Curt was still battling Matthew the zombie.
Well, let him. Sitterson wasn’t concerned. His placing right now didn’t matter too much, and if things went too far at that end of the cabin, he could still be lured across to the other.
“Peas in separate pods,” Sitterson said, raising his hands in triumph.
“Lock ’em in,” Hadley said, and he was smiling as well. For now. He’d find something else to stress about soon.
Sitterson tapped a key and—
•••
—Marty’s door slammed shut behind him. After the slam came the slide and thunk! of locks ramming home—not just in his door but in the others, as well.

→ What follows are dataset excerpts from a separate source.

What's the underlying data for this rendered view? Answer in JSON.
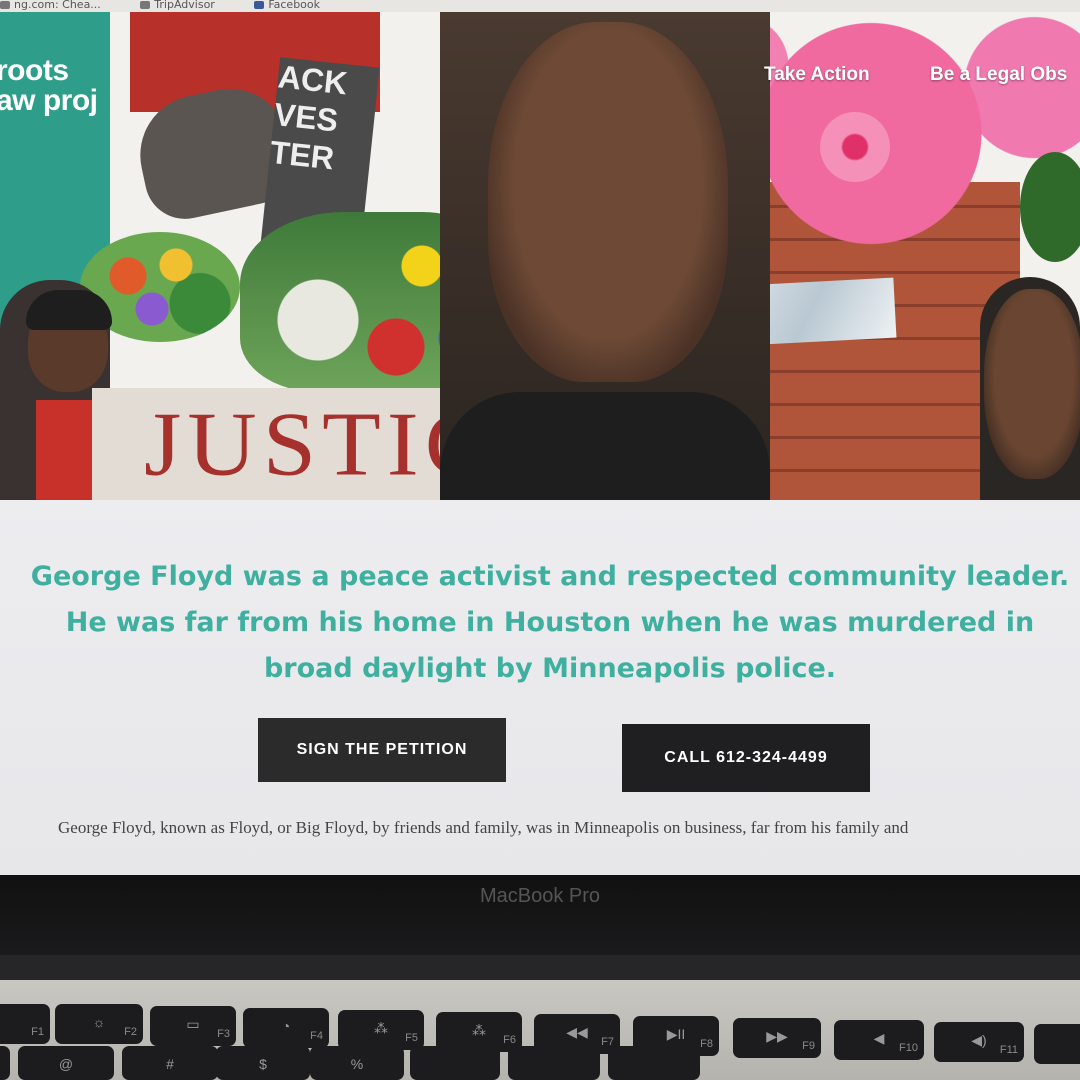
{
  "bookmarks": [
    {
      "label": "ng.com: Chea...",
      "icon": "bookmark-icon"
    },
    {
      "label": "TripAdvisor",
      "icon": "tripadvisor-icon"
    },
    {
      "label": "Facebook",
      "icon": "facebook-icon"
    }
  ],
  "site": {
    "logo_line1": "roots",
    "logo_line2": "aw proj",
    "nav": [
      {
        "label": "Take Action"
      },
      {
        "label": "Be a Legal Obs"
      }
    ]
  },
  "hero": {
    "blm_sign_lines": [
      "ACK",
      "VES",
      "TER"
    ],
    "cardboard_sign": "JUSTICE"
  },
  "content": {
    "mission": "George Floyd was a peace activist and respected community leader. He was far from his home in Houston when he was murdered in broad daylight by Minneapolis police.",
    "petition_button": "SIGN THE PETITION",
    "call_button": "CALL 612-324-4499",
    "bio": "George Floyd, known as Floyd, or Big Floyd, by friends and family, was in Minneapolis on business, far from his family and"
  },
  "laptop": {
    "model": "MacBook Pro",
    "fn_keys": [
      {
        "glyph": "☼",
        "label": "F2"
      },
      {
        "glyph": "▭",
        "label": "F3"
      },
      {
        "glyph": "◔",
        "label": "F4"
      },
      {
        "glyph": "⁂",
        "label": "F5"
      },
      {
        "glyph": "⁂",
        "label": "F6"
      },
      {
        "glyph": "◀◀",
        "label": "F7"
      },
      {
        "glyph": "▶II",
        "label": "F8"
      },
      {
        "glyph": "▶▶",
        "label": "F9"
      },
      {
        "glyph": "◀",
        "label": "F10"
      },
      {
        "glyph": "◀)",
        "label": "F11"
      }
    ],
    "num_keys": [
      "@",
      "#",
      "$",
      "%"
    ]
  }
}
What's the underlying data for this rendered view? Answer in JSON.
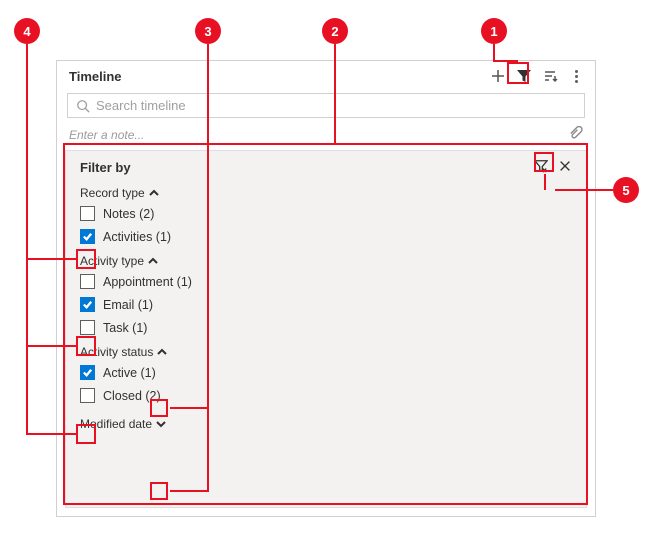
{
  "header": {
    "title": "Timeline"
  },
  "search": {
    "placeholder": "Search timeline"
  },
  "noteRow": {
    "placeholder": "Enter a note..."
  },
  "panel": {
    "title": "Filter by",
    "sections": {
      "recordType": {
        "label": "Record type",
        "expanded": true,
        "options": [
          {
            "label": "Notes (2)",
            "checked": false
          },
          {
            "label": "Activities (1)",
            "checked": true
          }
        ]
      },
      "activityType": {
        "label": "Activity type",
        "expanded": true,
        "options": [
          {
            "label": "Appointment (1)",
            "checked": false
          },
          {
            "label": "Email (1)",
            "checked": true
          },
          {
            "label": "Task (1)",
            "checked": false
          }
        ]
      },
      "activityStatus": {
        "label": "Activity status",
        "expanded": true,
        "options": [
          {
            "label": "Active (1)",
            "checked": true
          },
          {
            "label": "Closed (2)",
            "checked": false
          }
        ]
      },
      "modifiedDate": {
        "label": "Modified date",
        "expanded": false
      }
    }
  },
  "callouts": {
    "c1": "1",
    "c2": "2",
    "c3": "3",
    "c4": "4",
    "c5": "5"
  }
}
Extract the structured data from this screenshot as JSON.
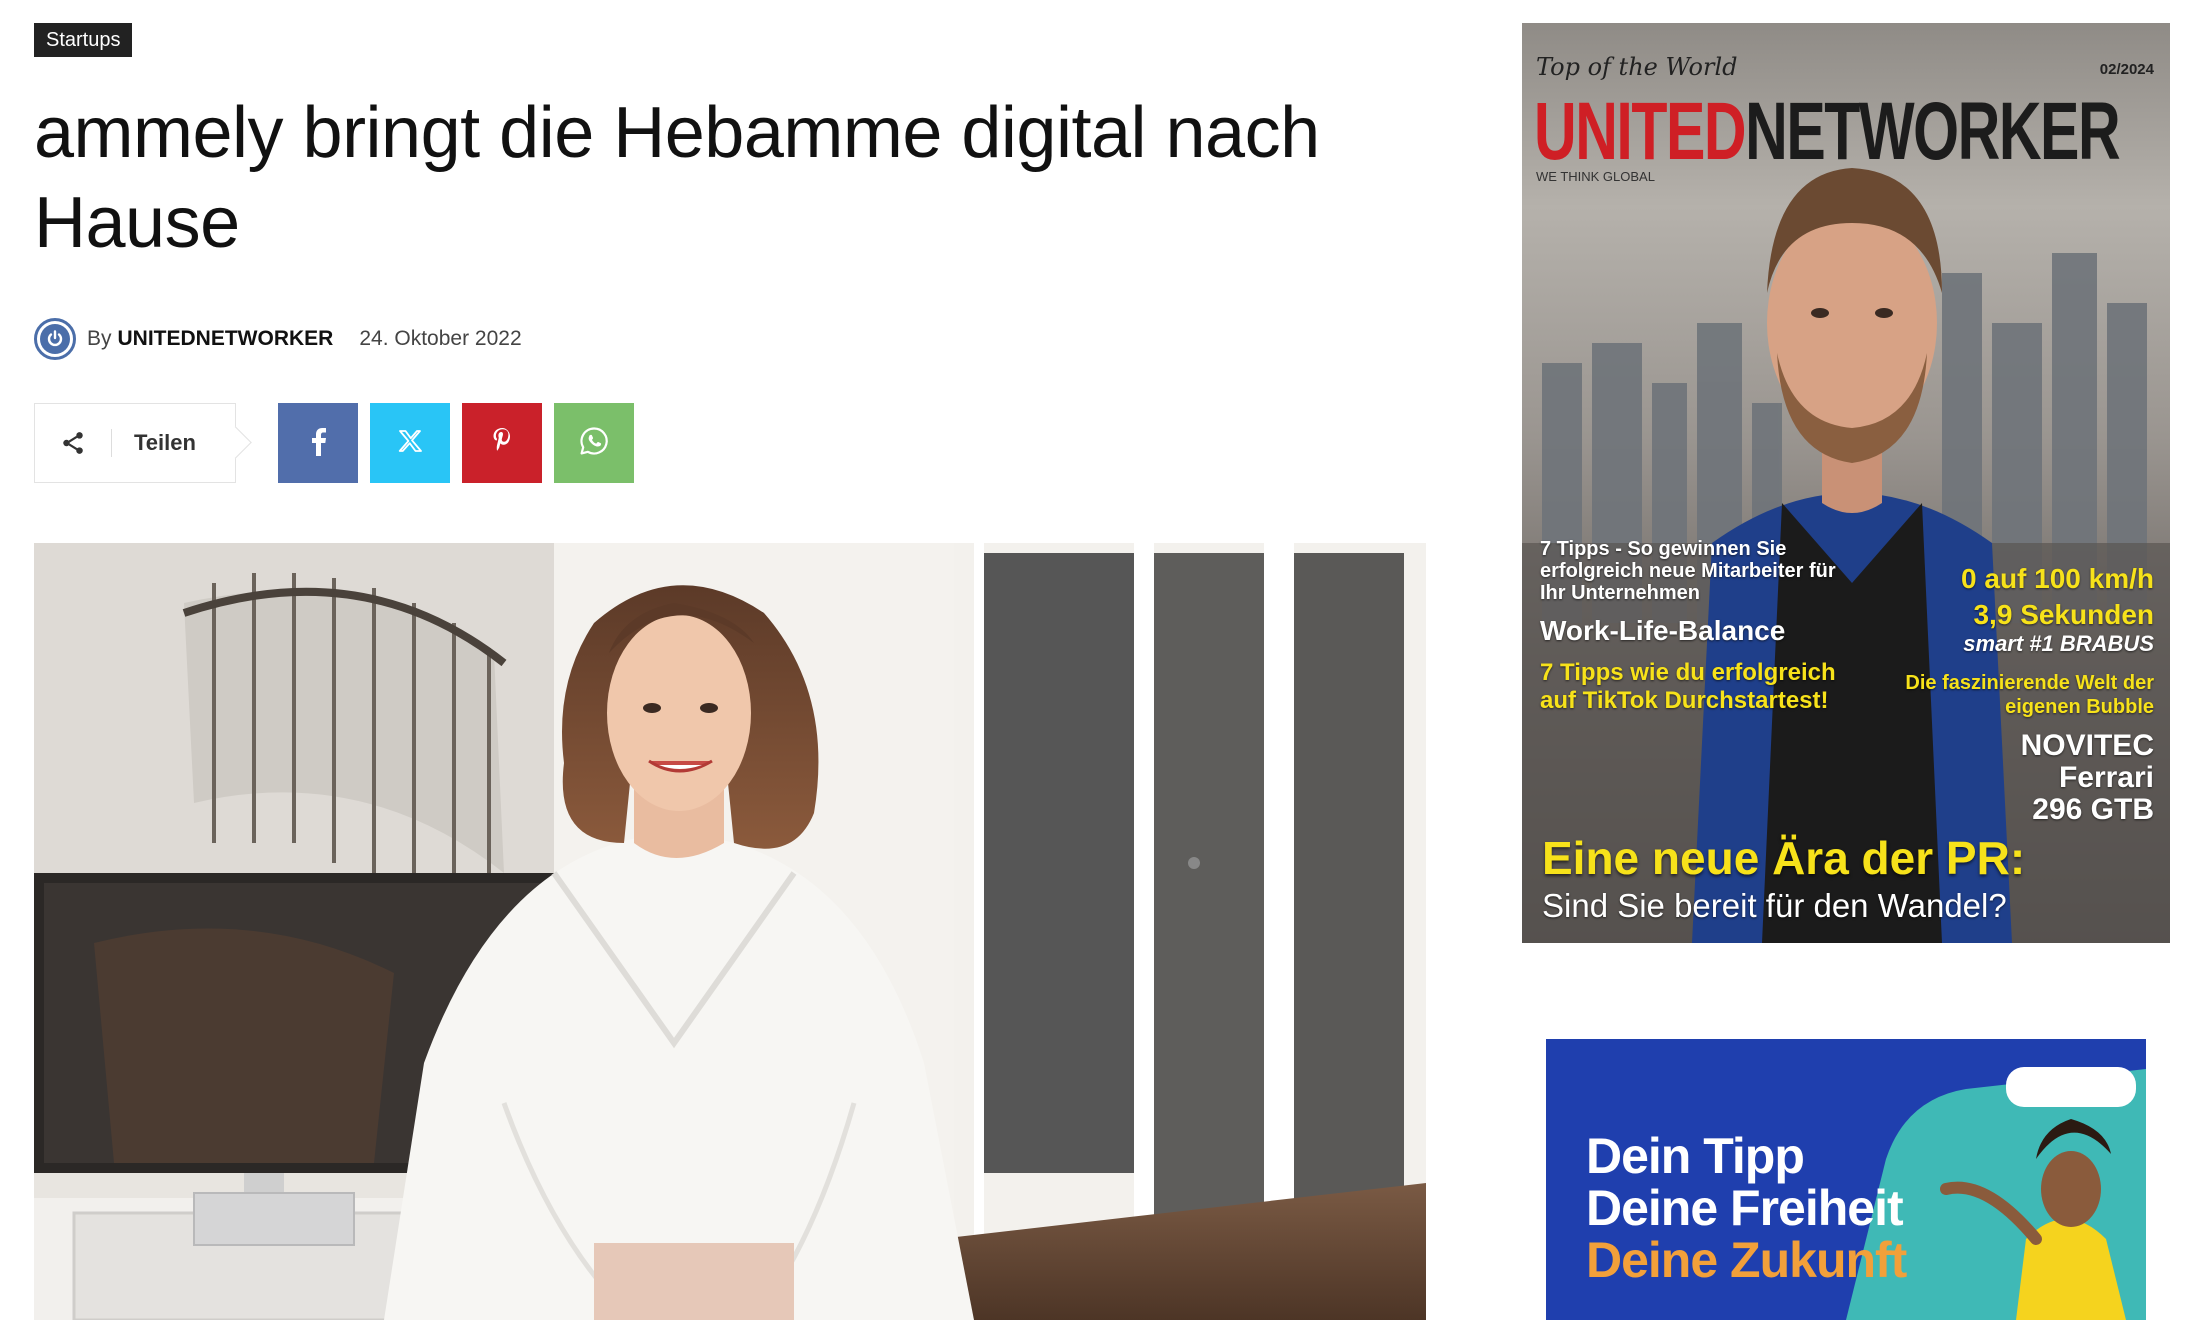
{
  "article": {
    "category": "Startups",
    "title": "ammely bringt die Hebamme digital nach Hause",
    "by_label": "By",
    "author": "UNITEDNETWORKER",
    "date": "24. Oktober 2022"
  },
  "share": {
    "label": "Teilen",
    "buttons": [
      {
        "icon": "facebook-icon",
        "color": "#516eab"
      },
      {
        "icon": "x-icon",
        "color": "#29c5f6"
      },
      {
        "icon": "pinterest-icon",
        "color": "#ca212a"
      },
      {
        "icon": "whatsapp-icon",
        "color": "#7bbf6a"
      }
    ]
  },
  "hero": {
    "icon": "hero-photo"
  },
  "sidebar": {
    "magazine": {
      "top_line": "Top of the World",
      "issue": "02/2024",
      "brand_red": "UNITED",
      "brand_dark": "NETWORKER",
      "tagline": "WE THINK GLOBAL",
      "tips_1": "7 Tipps - So gewinnen Sie erfolgreich neue Mitarbeiter für Ihr Unternehmen",
      "work_life": "Work-Life-Balance",
      "tips_2": "7 Tipps wie du erfolgreich auf TikTok Durchstartest!",
      "speed_1": "0 auf 100 km/h",
      "speed_2": "3,9 Sekunden",
      "speed_3": "smart #1 BRABUS",
      "bubble": "Die faszinierende Welt der eigenen Bubble",
      "car_1": "NOVITEC",
      "car_2": "Ferrari",
      "car_3": "296 GTB",
      "headline": "Eine neue Ära der PR:",
      "subheadline": "Sind Sie bereit für den Wandel?"
    },
    "ad": {
      "line_1": "Dein Tipp",
      "line_2": "Deine Freiheit",
      "line_3": "Deine Zukunft"
    }
  },
  "colors": {
    "tag_bg": "#222222",
    "brand_red": "#cf1f25",
    "mag_yellow": "#f7e21a",
    "ad_blue": "#1f3fae",
    "ad_orange": "#f2a03a"
  }
}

He gasped and held his breath, listening for more. Weak light from the single light reflected from one half of the window, making the darkness outside even more complete. The other half stood wide open. He’d unlatched and opened it earlier when he was laid back on his bed smoking pot, having some vague idea that the fumes could spread through the air outside and chill the forest. It had been a little too looming for his liking, a little too forceful. Trees should be just trees, and shouldn’t wear the shadows of guardians.
Locked in, he thought. We’re all suddenly locked in. And glancing down at his door handle he couldn’t even see a keyhole. There was a handle, that was all. So the locks must be.